If Russia doesn’t do more, “the rest of the world is going to have to make up the difference.”
AUSTRALIA: One of the world’s largest coal exporters, Australia recently repealed its own carbon tax, then proposed cutting emissions less than its own government’s climate agency recommended. The agency’s head said the proposal put Australia “at or near the bottom of the group of countries we generally compare ourselves with.” It was weaker than the U.S.’s and Canada’s. And it’s not even clear Australia could achieve the goals it set. Prime Minister Tony Abbott since has been ousted, and the French ambassador to Australia called his replacement good news for the planet. (Read more about Australia’s plans.)
JAPAN: Despite an earlier pledge to step back from carbon emissions, more than half of Japan’s energy would still come from fossil fuels in 2030. Less than a quarter would come from renewable energy. Japan also proposes to rely on carbon trading, and to allow its emissions per capita to increase in the short term. Overall, says Hohne, Japan’s plan is weaker than during2009’s climate talks in Copenhagen. “They are actually moving backwards in ambition from one year to the next.”
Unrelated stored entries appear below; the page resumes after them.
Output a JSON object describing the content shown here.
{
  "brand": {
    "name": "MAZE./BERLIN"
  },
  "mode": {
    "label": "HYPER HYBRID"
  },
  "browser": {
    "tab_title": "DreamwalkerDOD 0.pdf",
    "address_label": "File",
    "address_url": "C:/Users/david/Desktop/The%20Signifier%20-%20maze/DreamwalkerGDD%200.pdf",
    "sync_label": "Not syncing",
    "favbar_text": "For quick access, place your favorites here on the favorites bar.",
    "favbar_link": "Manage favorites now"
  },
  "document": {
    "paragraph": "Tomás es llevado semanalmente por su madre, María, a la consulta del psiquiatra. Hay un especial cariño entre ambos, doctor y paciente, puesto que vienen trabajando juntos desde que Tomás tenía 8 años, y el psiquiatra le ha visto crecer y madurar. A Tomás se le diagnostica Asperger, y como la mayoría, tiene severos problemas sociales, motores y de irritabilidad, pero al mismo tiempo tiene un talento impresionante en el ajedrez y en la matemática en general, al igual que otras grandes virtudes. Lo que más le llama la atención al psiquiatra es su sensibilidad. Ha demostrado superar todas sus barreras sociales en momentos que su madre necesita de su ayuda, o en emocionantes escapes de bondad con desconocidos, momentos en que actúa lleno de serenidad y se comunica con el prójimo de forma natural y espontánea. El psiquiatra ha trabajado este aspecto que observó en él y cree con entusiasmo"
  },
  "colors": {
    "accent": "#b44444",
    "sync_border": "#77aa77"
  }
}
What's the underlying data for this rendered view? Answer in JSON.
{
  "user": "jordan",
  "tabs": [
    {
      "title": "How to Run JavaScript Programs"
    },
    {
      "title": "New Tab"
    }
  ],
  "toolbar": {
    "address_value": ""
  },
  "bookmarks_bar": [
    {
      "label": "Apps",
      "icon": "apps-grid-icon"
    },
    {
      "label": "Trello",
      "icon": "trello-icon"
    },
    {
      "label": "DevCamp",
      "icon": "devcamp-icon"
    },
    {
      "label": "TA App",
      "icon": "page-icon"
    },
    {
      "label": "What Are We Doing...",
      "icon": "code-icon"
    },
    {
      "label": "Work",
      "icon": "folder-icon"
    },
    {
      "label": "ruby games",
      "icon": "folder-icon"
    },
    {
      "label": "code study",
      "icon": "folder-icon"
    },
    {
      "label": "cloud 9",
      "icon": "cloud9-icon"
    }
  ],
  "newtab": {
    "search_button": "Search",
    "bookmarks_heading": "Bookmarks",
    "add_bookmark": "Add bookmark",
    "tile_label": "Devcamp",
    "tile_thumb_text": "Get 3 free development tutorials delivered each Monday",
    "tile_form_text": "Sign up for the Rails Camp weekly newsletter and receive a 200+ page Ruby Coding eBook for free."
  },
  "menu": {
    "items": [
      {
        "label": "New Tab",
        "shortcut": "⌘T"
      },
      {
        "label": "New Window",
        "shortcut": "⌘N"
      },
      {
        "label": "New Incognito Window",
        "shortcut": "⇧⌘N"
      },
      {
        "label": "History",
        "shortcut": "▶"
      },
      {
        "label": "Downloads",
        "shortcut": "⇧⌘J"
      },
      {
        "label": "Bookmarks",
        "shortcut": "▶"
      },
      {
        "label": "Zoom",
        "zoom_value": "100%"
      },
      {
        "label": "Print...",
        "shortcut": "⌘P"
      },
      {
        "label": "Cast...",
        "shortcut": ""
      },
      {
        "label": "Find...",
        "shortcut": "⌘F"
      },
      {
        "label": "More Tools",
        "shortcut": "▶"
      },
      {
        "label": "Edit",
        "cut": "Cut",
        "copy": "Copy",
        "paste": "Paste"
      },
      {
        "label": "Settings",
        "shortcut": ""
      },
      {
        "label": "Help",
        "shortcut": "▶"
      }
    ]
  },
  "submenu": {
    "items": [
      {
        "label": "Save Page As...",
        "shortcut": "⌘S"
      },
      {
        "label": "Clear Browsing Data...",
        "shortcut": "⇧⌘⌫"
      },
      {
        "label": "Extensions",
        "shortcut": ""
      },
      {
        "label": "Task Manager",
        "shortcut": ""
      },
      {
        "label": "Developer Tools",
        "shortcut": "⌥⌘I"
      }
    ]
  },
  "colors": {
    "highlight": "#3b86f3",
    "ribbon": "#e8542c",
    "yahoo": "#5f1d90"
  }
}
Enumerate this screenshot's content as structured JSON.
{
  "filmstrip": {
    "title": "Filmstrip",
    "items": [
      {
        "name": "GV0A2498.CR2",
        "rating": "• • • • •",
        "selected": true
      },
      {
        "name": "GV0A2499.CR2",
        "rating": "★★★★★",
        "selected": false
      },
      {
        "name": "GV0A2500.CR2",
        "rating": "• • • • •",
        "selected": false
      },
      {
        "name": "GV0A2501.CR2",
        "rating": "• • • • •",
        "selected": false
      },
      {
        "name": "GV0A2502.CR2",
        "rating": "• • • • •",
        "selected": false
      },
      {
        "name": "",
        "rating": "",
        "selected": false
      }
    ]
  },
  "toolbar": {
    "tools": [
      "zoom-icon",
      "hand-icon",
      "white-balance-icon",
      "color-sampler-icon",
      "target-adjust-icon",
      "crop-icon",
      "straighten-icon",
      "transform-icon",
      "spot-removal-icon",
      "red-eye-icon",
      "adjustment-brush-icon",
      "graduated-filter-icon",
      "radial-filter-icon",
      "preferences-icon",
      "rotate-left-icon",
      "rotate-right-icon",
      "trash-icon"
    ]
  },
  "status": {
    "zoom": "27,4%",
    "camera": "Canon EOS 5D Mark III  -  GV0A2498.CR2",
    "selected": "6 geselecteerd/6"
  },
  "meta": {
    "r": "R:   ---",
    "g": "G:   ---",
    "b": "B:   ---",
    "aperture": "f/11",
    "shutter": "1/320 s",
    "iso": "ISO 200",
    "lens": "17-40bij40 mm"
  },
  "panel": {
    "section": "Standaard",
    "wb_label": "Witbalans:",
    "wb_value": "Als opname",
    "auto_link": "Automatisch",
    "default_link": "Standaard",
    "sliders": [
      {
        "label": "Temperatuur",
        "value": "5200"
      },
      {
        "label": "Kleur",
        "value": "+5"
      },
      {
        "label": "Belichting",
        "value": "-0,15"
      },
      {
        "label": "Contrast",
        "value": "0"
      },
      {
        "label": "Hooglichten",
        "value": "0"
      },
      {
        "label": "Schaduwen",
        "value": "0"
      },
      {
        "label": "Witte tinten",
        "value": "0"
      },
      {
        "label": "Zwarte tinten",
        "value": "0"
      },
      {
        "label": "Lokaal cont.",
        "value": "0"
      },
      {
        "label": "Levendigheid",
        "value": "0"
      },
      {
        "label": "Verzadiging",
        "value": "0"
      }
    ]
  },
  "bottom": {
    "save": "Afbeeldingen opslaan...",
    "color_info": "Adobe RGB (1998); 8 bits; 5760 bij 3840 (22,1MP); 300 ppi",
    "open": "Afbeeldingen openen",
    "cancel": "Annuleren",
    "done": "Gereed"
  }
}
SAUDI ARABIA: For years the Gulf States leader and oil giant appeared most eager when it was slowing international climate negotiations. “Their position for a long time was to not have ambition and try not to encourage ambition,” says Wael Hmaidan, a Lebanon-based director for Climate Action Network. The Saudis expanded into renewables but also “were protecting the oil trade.” Yet this month, as the country of 40 million deals with economic fallout from low oil prices, Saudi Arabia is proposing emissions cuts for the first time. The magnitude of the cuts aren’t as significant as the fact that they were proposed at all. It suggests that one of top 15 polluters in the world now recognizes that being a part of the move to curb emissions is essential. The shift in position also could free its neighbors to be more aggressive. “Saudi Arabia’s participation is big news,” Hohne says.